There were a number of other legislative and policy victories that the Communications Department helped promote through the blog, podcast, magazine and social media channels.
This included news out of the Occupational Safety and Health Administration, like the walkaround rule, specifying that workers can have the representative of their choosing during an OSHA investigation, and the proposed heat standard, which would institute common-sense guidelines to help keep workers safe in extreme heat.
These sorts of wins don’t always make headlines, but they’re obviously deeply significant for USW members, which is why we dedicate our resources to spreading the word when our policymakers deliver for workers.
As investments through the Inflation Reduction and CHIPS and Science Acts continue to roll out, we are also happy to help showcase the ways in which these investments are not only helping to make our supply chains more resilient and our communities more secure, but are also fostering the growth of good, union jobs.
These investments directly benefit USW members, like those of Local 17M at Gallo Glass in Modesto, Calif. Last year, the Department of Energy awarded Gallo up to $75 million to build a new, hybrid electric gas furnace to be fueled by locally produced renewable energy.
The furnace will cut emissions, reduce costs and increase the use of recycled material in the manufacturing process. And it will help to keep the facility—where workers make bottles for wine, olive oil, sparkling waters and other products—viable and competitive for generations.

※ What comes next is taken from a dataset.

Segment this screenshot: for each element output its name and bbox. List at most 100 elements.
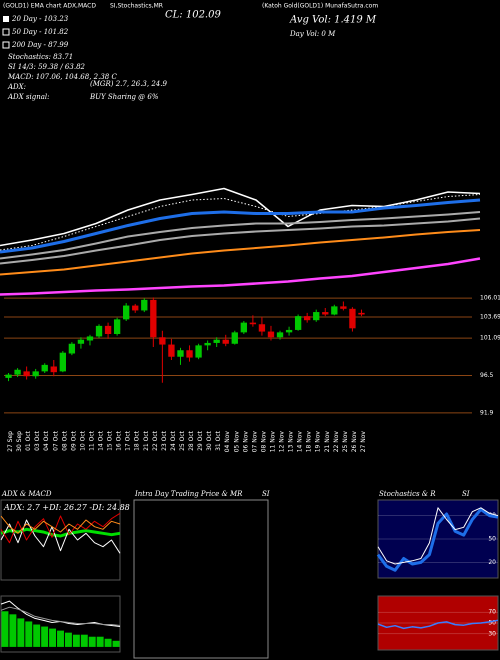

As we continue to push for transformative investments in our plants and industries, these sorts of stories of real people gaining real benefits are essential for keeping the momentum going.
Finally, as our union continues to push Congress to reauthorize Trade Adjustment Assistance and other needed legislation, the Communications Department documented member fly-ins in both video and photography, providing a compelling visual component and helping extend the reach of the meetings beyond the individual offices.
For example, George Walsh, a member of Local 10-00086, lobbied for federal legislation that expands funding for veteran outreach and services. Through a moving video, we told the story of what motivates him: his father-in-law, a Vietnam veteran and former U.S. Marine, Jackie Garland, who would have greatly benefited from the resources for which our union successfully advocated.
USW activists like Walsh and so many others are driving positive change in our communities and our halls of government, and, as ever, the Communications Department is proud to make sure they get as wide a platform as possible to share their perspectives.